Entre 1958 et 1960, plus de 1 000 logements sont construits au Fossé-de-l’Aumône, qui compte 4 000 habitants en 1961.
1971-1973, l’aménagement du quartier du Luth voit la construction de la barre Gérard-Philipe, des immeubles Jean-Jacques-Rousseau et Lénine, dans lesquels, selon les premiers locataires, les appartements plus vastes et plus modernes sont les « plus beaux de la ville ». Pour les familles qui découvrent les HLM, c’est l’avènement d’un nouveau mode de vie.

 

De nouveaux défis

Dans les années 80, les premiers HLM, qui ont 30 ans, ont vieilli et il faut envisager leur réhabilitation. Mais les financements manquent, tandis que la loi Barre, votée en 1977, qui remplace l’aide à la pierre par l’aide à la personne porte un coup fatal au logement social. Privée des subventions de l’Etat, Gennevilliers ne construira pas de logements entre 1975 et 1985, alors que la population augmente et que les logements manquent.

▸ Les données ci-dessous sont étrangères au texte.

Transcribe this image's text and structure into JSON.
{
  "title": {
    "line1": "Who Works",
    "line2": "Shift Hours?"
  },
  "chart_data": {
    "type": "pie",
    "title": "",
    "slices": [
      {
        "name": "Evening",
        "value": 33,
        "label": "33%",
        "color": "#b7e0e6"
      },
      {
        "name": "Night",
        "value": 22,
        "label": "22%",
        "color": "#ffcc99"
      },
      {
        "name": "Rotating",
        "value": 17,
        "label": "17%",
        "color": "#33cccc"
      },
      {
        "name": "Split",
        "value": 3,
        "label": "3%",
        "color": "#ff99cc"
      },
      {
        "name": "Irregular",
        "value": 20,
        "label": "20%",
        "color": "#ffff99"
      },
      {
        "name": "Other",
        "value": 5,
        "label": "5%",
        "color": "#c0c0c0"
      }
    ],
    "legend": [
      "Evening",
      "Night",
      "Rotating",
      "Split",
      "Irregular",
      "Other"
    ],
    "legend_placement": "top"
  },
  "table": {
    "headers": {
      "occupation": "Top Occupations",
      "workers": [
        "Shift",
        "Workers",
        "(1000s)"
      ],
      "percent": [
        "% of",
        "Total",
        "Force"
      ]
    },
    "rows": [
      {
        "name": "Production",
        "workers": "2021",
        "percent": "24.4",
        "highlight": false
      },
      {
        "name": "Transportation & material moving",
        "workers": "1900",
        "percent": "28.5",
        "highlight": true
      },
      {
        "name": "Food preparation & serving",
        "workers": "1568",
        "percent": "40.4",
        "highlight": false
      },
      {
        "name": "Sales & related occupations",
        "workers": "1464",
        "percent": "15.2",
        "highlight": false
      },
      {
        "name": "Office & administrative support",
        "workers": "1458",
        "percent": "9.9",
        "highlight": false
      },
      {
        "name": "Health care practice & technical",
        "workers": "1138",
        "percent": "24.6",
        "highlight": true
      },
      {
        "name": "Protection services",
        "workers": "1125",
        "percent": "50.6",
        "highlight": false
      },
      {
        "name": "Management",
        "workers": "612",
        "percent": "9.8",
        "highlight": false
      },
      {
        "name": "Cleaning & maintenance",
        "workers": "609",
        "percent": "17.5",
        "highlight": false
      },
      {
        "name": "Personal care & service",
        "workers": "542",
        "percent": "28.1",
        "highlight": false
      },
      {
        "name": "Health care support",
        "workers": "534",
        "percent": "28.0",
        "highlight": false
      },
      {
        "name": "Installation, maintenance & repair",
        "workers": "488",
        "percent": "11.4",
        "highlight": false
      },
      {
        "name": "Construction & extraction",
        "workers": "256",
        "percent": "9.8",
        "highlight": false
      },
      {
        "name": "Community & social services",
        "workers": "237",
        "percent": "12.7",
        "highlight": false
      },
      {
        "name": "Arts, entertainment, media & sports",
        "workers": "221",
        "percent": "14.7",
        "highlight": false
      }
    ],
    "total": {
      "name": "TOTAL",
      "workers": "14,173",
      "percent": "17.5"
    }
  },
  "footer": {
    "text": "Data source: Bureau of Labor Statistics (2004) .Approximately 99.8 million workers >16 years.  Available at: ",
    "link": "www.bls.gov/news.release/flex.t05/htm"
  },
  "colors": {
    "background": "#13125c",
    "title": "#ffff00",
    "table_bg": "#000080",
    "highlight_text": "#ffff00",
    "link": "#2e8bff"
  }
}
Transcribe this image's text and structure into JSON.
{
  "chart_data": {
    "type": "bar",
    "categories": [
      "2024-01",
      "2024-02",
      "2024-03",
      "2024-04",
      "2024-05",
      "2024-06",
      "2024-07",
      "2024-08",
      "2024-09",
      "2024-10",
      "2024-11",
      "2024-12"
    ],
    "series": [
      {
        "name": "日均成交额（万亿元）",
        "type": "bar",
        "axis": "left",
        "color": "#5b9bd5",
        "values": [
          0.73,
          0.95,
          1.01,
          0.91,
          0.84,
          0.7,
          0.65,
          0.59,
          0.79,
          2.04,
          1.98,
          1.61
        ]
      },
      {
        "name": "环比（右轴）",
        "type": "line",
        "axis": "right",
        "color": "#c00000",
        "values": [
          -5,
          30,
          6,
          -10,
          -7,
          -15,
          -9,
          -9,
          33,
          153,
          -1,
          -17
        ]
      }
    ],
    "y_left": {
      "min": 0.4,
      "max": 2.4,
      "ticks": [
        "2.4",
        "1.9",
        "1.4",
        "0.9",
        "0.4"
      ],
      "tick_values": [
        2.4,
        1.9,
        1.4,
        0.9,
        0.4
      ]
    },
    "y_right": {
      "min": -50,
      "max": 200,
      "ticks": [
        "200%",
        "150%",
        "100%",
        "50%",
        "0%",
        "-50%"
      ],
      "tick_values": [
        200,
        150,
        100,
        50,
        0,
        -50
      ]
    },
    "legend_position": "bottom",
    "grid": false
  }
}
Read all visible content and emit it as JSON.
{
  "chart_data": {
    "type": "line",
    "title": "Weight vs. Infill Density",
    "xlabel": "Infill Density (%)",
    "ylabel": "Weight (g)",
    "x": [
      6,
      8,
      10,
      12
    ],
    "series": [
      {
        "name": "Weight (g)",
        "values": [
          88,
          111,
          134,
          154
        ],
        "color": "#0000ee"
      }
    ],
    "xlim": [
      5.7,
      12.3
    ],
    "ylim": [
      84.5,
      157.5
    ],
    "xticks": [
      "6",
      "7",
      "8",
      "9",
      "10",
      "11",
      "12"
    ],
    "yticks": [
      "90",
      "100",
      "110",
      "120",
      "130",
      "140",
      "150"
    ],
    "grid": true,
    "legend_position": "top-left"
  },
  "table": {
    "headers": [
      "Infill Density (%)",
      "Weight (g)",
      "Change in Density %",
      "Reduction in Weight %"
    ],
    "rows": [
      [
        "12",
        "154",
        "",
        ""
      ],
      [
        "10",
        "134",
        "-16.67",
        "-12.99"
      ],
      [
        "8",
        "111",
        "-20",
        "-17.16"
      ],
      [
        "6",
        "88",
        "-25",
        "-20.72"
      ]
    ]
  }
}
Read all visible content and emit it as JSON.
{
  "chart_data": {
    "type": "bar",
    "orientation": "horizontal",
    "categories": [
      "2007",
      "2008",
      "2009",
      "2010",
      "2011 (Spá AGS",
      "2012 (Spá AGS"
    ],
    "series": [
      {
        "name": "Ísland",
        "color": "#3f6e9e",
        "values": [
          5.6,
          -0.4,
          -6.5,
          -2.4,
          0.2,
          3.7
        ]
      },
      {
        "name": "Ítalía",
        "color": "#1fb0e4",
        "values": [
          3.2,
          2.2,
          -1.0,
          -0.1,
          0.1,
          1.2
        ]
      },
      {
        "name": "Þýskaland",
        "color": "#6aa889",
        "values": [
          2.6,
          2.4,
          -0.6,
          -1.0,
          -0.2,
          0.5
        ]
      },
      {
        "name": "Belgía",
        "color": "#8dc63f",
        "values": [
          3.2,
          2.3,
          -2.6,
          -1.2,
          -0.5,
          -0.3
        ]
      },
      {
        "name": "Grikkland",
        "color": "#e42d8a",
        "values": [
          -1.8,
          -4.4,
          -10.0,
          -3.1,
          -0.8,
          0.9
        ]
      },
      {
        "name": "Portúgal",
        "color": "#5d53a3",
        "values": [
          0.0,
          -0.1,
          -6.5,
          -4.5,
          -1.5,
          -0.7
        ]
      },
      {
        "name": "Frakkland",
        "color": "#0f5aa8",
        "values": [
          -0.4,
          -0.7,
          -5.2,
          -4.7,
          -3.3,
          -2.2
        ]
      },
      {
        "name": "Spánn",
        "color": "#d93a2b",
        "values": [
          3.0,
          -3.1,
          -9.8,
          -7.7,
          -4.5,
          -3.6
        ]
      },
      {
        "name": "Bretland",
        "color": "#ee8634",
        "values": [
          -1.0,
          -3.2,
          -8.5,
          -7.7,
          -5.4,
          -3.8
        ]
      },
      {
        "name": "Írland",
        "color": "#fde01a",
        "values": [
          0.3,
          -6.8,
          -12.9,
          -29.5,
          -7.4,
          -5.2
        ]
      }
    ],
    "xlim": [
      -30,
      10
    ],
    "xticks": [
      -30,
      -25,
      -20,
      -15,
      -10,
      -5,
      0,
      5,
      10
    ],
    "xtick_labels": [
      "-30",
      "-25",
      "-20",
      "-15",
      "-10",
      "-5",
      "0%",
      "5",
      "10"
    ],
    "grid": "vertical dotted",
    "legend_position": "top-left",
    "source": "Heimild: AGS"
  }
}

Dans les années 80-90, Gennevilliers, ville d’industrie et de métallurgie, avec des usines comme Chausson, Carbone Lorraine, Général Motors connait une mutation économique très importante. La désindustrialisation entraine alors d’importants plans de licenciement plongeant de nombreux habitants dans des situations économiques graves. L’Office qui loge la plupart d’entre eux est très concerné. 

 

 

Une mutation réussie

Peu à peu, la ville panse ses plaies et accueille de nouveaux secteurs d’activité économique. Il faut repenser l’espace, redynamiser les friches industrielles et désenclaver la ville. Ce sera fait avec le prolongement de la ligne 13 du métro et l’arrivée du tramway, en 2012, qui traverse la commune de part en part.
Les besoins en matière de logement social ont évolué. Finies les barres et les tours, les HLM des années 90 sont de petites unités, on recherche une certaine diversité et on  veille à la qualité de l’espace public. Dans le même temps, la réhabilitation et la rénovationdes bâtiments anciens a débuté. En 2006, ce sera tout le quartier du Luth qui bénéficiera d’une vaste opération de rénovation urbaine destinée notamment à l’ouvrir sur la ville.

L’OPH aujourd'hui

2007, l’Office public municipal d’HLM devient l’OPH, Office public d’Habitat et acquiert le statut d’Etablissement public local à caractère industriel et commercial (EPIC). Tout en réaffirmant sa volonté de :
- loger dans de bonnes conditions les populations gennevilloises et leur permettre une mobilité au sein du parc HLM
- diversifier l’offre de logements
- éradiquer définitivement les points résiduels d’habitat indigne et favoriser, notamment, l’accès au relogement des femmes victimes de violences conjugales.
- développer et diversifier l’offre de logements en réponse aux nouveaux besoins, avec notamment la construction de l’écoquartier Chandon-République, sur l’ancienne friche industrielle des usines Chausson, dont la moitié des 1700 logements prévus seront du logement social (750 pour l’Office).
- refuser la vente des logements sociaux afin de maintenir intactes toutes les capacités de relogement des familles, ce que réaffirme chaque année le conseil d’administration de l’Office.